A BBC programme earlier in the summer, The Making of Me, had actor John Barrowman on a mission to prove that his sexuality was something he was born with, a quest that had him measuring gay men's fingers at a Pride parade and watching porn with electrodes wired to his penis.
The approach was far from what I'd call scientific, but did demonstrate some of the routes by which biological factors can create "gayness" in men.
And there is increasing evidence that the basis for our sexual orientation comes down to biology. A study published in June showed that certain brain structures of gay people resemble those of opposite-sex heterosexuals. This also seems to be reflected in the way people with different gender identities use their brains. The documentary pointed out that, generally, women tend to have greater verbal fluency than men, but that gay men's brains work in a similar way to women's. Barrowman's verbals, predictably, were right off the scale.
And the assertion that male homosexuality comes down in part to genetics is supported by studies showing that if a gay man has an identical twin (who is a genetic clone of himself) his twin has a 40 per cent chance of also being gay, while if a gay man has a male non-identical twin (who is genetically simply a sibling), the twin has only a 20 per cent chance of being homosexual.

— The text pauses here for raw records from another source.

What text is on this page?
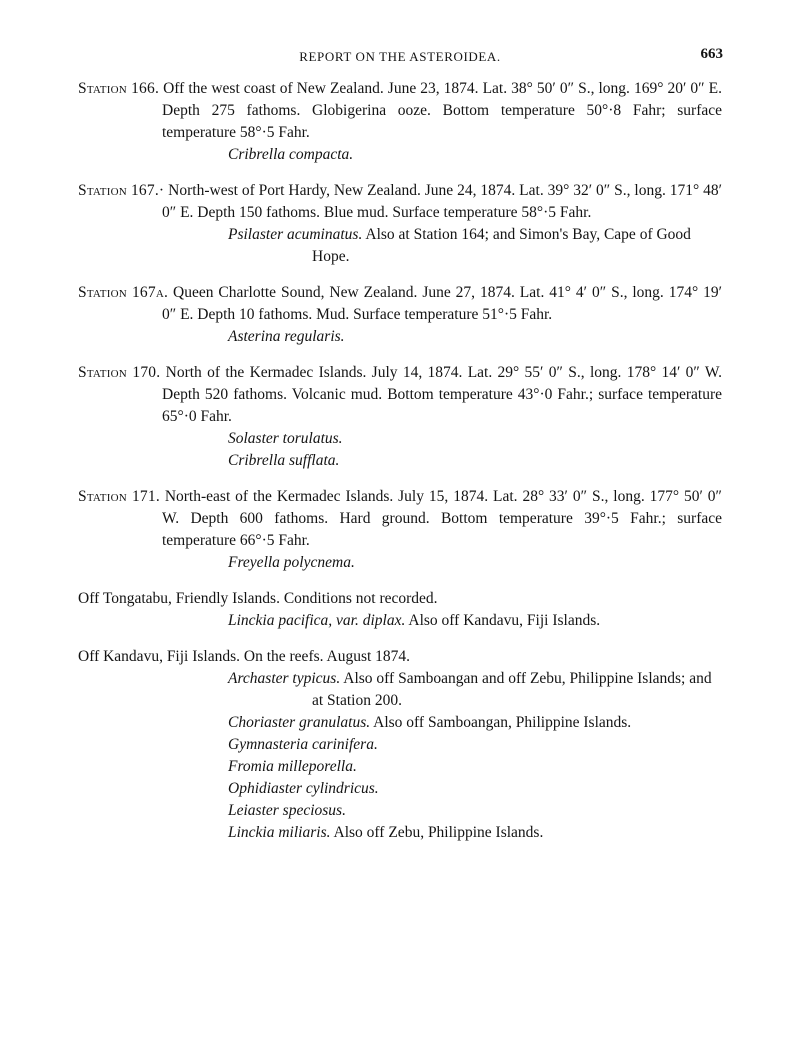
REPORT ON THE ASTEROIDEA.	663
Station 166. Off the west coast of New Zealand. June 23, 1874. Lat. 38° 50′ 0″ S., long. 169° 20′ 0″ E. Depth 275 fathoms. Globigerina ooze. Bottom temperature 50°·8 Fahr; surface temperature 58°·5 Fahr.
Cribrella compacta.
Station 167.· North-west of Port Hardy, New Zealand. June 24, 1874. Lat. 39° 32′ 0″ S., long. 171° 48′ 0″ E. Depth 150 fathoms. Blue mud. Surface temperature 58°·5 Fahr.
Psilaster acuminatus. Also at Station 164; and Simon's Bay, Cape of Good Hope.
Station 167a. Queen Charlotte Sound, New Zealand. June 27, 1874. Lat. 41° 4′ 0″ S., long. 174° 19′ 0″ E. Depth 10 fathoms. Mud. Surface temperature 51°·5 Fahr.
Asterina regularis.
Station 170. North of the Kermadec Islands. July 14, 1874. Lat. 29° 55′ 0″ S., long. 178° 14′ 0″ W. Depth 520 fathoms. Volcanic mud. Bottom temperature 43°·0 Fahr.; surface temperature 65°·0 Fahr.
Solaster torulatus.
Cribrella sufflata.
Station 171. North-east of the Kermadec Islands. July 15, 1874. Lat. 28° 33′ 0″ S., long. 177° 50′ 0″ W. Depth 600 fathoms. Hard ground. Bottom temperature 39°·5 Fahr.; surface temperature 66°·5 Fahr.
Freyella polycnema.
Off Tongatabu, Friendly Islands. Conditions not recorded.
Linckia pacifica, var. diplax. Also off Kandavu, Fiji Islands.
Off Kandavu, Fiji Islands. On the reefs. August 1874.
Archaster typicus. Also off Samboangan and off Zebu, Philippine Islands; and at Station 200.
Choriaster granulatus. Also off Samboangan, Philippine Islands.
Gymnasteria carinifera.
Fromia milleporella.
Ophidiaster cylindricus.
Leiaster speciosus.
Linckia miliaris. Also off Zebu, Philippine Islands.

Basically, there's no reason to think that homosexuality is anything other than completely natural: after all, plenty of other species, from bears to flamingos, indulge in boy-on-boy and girl-on-girl sex. In fact, a lot of animals get up to much more risqu stuff than that. An exhibition called The Sex Lives of Animals has opened at the Museum of Sex in New York and features animals engaged in all manner of pastimes, including penis-fencing grey whales and self-fellating kangaroos. According to New Scientist magazine, the aim of the exhibition is to demolish preconceived ideas about sexuality and gender stereotypes. But I digress.
Back to humans and the relatively straightforward issue of homosexuality, the puzzle that scientists have been battling to solve is this: given that homosexuals, on average, have far fewer children than straight people, how have genes for homosexuality been maintained in the population?

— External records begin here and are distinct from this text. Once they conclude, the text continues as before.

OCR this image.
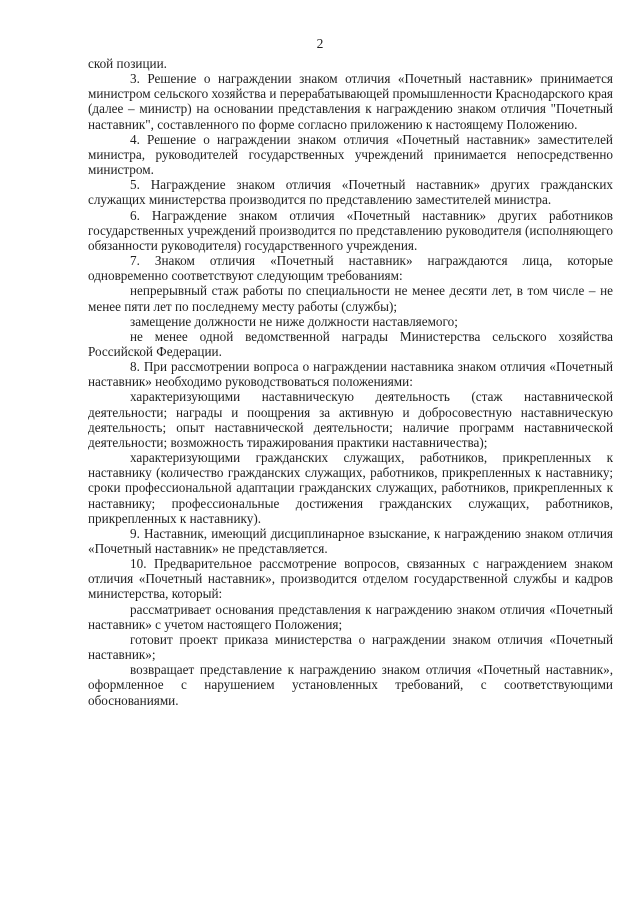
2

ской позиции.

3. Решение о награждении знаком отличия «Почетный наставник» принимается министром сельского хозяйства и перерабатывающей промышленности Краснодарского края (далее – министр) на основании представления к награждению знаком отличия "Почетный наставник", составленного по форме согласно приложению к настоящему Положению.

4. Решение о награждении знаком отличия «Почетный наставник» заместителей министра, руководителей государственных учреждений принимается непосредственно министром.

5. Награждение знаком отличия «Почетный наставник» других гражданских служащих министерства производится по представлению заместителей министра.

6. Награждение знаком отличия «Почетный наставник» других работников государственных учреждений производится по представлению руководителя (исполняющего обязанности руководителя) государственного учреждения.

7. Знаком отличия «Почетный наставник» награждаются лица, которые одновременно соответствуют следующим требованиям:

непрерывный стаж работы по специальности не менее десяти лет, в том числе – не менее пяти лет по последнему месту работы (службы);

замещение должности не ниже должности наставляемого;

не менее одной ведомственной награды Министерства сельского хозяйства Российской Федерации.

8. При рассмотрении вопроса о награждении наставника знаком отличия «Почетный наставник» необходимо руководствоваться положениями:

характеризующими наставническую деятельность (стаж наставнической деятельности; награды и поощрения за активную и добросовестную наставническую деятельность; опыт наставнической деятельности; наличие программ наставнической деятельности; возможность тиражирования практики наставничества);

характеризующими гражданских служащих, работников, прикрепленных к наставнику (количество гражданских служащих, работников, прикрепленных к наставнику; сроки профессиональной адаптации гражданских служащих, работников, прикрепленных к наставнику; профессиональные достижения гражданских служащих, работников, прикрепленных к наставнику).

9. Наставник, имеющий дисциплинарное взыскание, к награждению знаком отличия «Почетный наставник» не представляется.

10. Предварительное рассмотрение вопросов, связанных с награждением знаком отличия «Почетный наставник», производится отделом государственной службы и кадров министерства, который:

рассматривает основания представления к награждению знаком отличия «Почетный наставник» с учетом настоящего Положения;

готовит проект приказа министерства о награждении знаком отличия «Почетный наставник»;

возвращает представление к награждению знаком отличия «Почетный наставник», оформленное с нарушением установленных требований, с соответствующими обоснованиями.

An often-mooted idea is that gay people help their relatives via childcare or money, leading to more siblings or nephews and nieces thus ensuring the survival of shared genes. But actually there's no good evidence for this.
However, the female relatives of gay men do turn out to have more children. Research by Andrea Camperio Ciani and colleagues at the University of Padua, Italy, suggests that genes which make men more likely to be homosexual also make women likely to have more babies than average, and the team published work a couple of weeks ago showing the same is true for genes for bisexuality in men. It seems that the genes that make men tend to like men also cause women to like men – a kind of hyper-heterosexuality in women. The genes stick around in the population because the extra children produced by the women carrying them make up for the lower output of their gay male relatives.

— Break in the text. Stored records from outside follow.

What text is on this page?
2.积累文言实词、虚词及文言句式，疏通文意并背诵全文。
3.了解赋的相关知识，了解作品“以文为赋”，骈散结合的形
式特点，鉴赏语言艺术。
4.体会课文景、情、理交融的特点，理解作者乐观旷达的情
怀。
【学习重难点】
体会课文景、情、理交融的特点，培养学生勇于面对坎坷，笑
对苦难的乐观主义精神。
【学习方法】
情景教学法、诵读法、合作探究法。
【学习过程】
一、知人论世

The situation is far from clear – and even less so for the basis of homosexuality in women. Most researchers seem to agree that a variety of genetic, environmental and possibly social and psychological factors too, converge to determine our sexual orientation. Some also suggest that prenatal exposure to hormones, particularly testosterone, has a major influence.
For a man, one factor which influences the likelihood of being gay is the number of big brothers he has. Psychologist Ray Blanchard carried out a study showing that the odds of being gay increased 33 per cent for each older brother, and it is thought that this effect is due to the interaction between male foetuses and the mother's immune system.
Well, this news had Barrowman whooping it up because he has a big brother and his mother had miscarried another male baby earlier on, so he took this as proof that he was born gay.
Not exactly a bulletproof theory, but it made him happy.